Amazon has undeservedly absorbed the optimism once showered on Apple . The online retailer's profit rose a bit in the fourth quarter, but its 1.9 per cent operating margin remains as slim as the justification for Amazon's valuation of 165 times expected earnings. Apple's 32 per cent margin fetches it only a multiple of 10. The discrepancy is now even harder to compute.
True, the empire built by Amazon founder Jeff Bezos is extensive, and it continues to add outposts both in the physical and virtual worlds. Amazon is building warehouses, expanding inventories worldwide, and offering new products and services for Web-based businesses every few days. Capital expenditure amounted to more than $10-billion in 2012. Meanwhile, it continues to cut prices to drive sales.
That's helped the company grow at an impressive 22 per cent rate. Yet the pace of growth is slower than it was a year ago. Moreover, the foundation of a business empire is profitability. And Amazon's still isn't stacking up. Its net margin was less than a third of Wal-Mart's. Meanwhile, its return on invested capital is steadily falling, which strongly hints at wasteful building. In 2010, the return was over 40 per cent. In this quarter it was 4 per cent.

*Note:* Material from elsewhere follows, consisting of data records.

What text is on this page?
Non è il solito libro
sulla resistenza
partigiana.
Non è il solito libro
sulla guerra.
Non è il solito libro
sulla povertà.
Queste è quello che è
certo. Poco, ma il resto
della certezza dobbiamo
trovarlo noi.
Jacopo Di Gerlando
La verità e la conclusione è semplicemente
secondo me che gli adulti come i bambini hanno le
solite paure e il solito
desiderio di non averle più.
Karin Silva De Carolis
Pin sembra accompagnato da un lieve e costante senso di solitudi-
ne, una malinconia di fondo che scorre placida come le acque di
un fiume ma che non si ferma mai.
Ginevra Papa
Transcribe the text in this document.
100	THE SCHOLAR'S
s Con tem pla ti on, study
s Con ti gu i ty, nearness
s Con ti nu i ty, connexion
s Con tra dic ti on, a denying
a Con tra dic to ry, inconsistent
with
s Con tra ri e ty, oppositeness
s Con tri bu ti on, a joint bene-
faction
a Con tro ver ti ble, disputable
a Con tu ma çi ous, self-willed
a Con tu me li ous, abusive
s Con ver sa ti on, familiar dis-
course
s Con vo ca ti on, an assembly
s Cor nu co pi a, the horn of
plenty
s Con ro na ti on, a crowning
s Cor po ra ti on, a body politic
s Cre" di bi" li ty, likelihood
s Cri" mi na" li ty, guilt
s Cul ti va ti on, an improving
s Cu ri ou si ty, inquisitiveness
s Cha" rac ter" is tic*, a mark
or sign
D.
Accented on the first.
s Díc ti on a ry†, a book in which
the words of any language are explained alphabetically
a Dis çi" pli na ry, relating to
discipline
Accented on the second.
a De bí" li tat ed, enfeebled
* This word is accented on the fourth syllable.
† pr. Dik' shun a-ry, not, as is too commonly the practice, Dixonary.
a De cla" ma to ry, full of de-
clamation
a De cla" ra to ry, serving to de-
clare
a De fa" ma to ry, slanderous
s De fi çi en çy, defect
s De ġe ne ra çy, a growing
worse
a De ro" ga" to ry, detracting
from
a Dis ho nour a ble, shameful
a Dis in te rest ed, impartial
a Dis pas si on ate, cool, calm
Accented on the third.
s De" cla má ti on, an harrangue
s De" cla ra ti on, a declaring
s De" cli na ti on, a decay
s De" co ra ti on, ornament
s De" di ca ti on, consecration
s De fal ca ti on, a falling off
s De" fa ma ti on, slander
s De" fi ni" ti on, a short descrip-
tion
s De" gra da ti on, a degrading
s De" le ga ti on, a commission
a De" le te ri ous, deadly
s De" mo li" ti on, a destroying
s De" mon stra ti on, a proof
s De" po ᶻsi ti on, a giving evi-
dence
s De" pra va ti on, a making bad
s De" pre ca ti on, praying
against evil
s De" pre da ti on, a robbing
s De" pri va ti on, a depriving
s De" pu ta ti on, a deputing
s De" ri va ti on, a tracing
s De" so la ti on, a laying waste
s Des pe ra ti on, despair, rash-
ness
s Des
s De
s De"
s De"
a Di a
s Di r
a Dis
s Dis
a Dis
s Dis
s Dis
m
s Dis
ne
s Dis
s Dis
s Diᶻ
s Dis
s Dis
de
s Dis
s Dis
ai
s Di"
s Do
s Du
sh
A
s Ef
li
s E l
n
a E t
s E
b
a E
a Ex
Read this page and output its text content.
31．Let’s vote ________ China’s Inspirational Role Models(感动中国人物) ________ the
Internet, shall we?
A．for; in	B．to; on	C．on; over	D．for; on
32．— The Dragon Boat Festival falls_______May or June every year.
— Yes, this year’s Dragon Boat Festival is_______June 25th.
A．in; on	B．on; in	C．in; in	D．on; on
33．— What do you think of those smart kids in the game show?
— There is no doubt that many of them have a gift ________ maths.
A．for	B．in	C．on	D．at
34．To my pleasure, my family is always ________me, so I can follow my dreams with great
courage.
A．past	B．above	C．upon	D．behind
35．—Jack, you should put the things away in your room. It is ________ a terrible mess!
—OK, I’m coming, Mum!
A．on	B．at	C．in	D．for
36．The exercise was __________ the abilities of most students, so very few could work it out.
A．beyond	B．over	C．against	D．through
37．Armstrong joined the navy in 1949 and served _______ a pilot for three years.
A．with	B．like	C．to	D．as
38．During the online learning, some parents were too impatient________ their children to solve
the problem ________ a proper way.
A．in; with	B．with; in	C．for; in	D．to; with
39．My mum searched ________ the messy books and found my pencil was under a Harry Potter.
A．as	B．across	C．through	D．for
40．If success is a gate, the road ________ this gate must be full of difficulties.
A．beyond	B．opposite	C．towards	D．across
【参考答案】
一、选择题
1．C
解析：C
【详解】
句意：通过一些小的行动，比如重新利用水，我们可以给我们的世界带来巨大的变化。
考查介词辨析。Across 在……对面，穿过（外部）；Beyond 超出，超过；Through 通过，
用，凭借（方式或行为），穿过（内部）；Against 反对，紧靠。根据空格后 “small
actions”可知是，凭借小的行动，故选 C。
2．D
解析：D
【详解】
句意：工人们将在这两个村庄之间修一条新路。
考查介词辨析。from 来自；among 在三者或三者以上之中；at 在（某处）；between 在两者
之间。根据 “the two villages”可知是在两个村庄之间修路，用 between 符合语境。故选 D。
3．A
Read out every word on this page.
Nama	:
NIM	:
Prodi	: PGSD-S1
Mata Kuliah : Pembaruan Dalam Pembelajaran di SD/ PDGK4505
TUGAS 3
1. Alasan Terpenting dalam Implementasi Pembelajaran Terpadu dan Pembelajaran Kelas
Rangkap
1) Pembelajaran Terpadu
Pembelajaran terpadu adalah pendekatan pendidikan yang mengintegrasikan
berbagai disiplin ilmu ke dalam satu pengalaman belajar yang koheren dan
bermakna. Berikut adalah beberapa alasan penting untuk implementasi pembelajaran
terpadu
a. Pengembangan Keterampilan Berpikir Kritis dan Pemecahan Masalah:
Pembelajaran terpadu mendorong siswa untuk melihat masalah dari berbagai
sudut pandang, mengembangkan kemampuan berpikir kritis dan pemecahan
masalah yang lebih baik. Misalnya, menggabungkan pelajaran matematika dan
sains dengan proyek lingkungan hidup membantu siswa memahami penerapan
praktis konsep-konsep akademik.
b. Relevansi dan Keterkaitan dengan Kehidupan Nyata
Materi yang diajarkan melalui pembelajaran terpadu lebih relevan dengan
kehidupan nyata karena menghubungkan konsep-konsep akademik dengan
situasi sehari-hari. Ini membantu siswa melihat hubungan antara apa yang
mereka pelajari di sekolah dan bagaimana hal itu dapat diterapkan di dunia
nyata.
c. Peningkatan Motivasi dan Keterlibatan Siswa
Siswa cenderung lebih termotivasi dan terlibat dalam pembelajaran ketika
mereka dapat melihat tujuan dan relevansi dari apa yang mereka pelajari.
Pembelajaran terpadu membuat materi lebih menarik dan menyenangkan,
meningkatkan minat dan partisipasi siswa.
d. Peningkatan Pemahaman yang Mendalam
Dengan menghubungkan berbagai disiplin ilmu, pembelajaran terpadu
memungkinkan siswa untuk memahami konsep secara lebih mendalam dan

While it's not uncommon for investors to exhibit schizoid behavior, it's rare for such emotions to run divergently wild at the same time, as seems to be the case with the performances of Apple and Amazon. Both companies' revenue is growing strongly. However, anxiety that the iPhone maker's margins will fall over the next year, and hopes that Amazon's will continue to rise, explain why investors have sent Apple shares down more than 20 per cent over the past three months, and Amazon's up a similar amount.
With Amazon's price-to-earnings multiple standing at 16 times the ratio accorded to Apple, investors have fully baked in collapsed margins at the one and rapidly rising profitability at the other. Apple may have its challenges, but that's just bananas.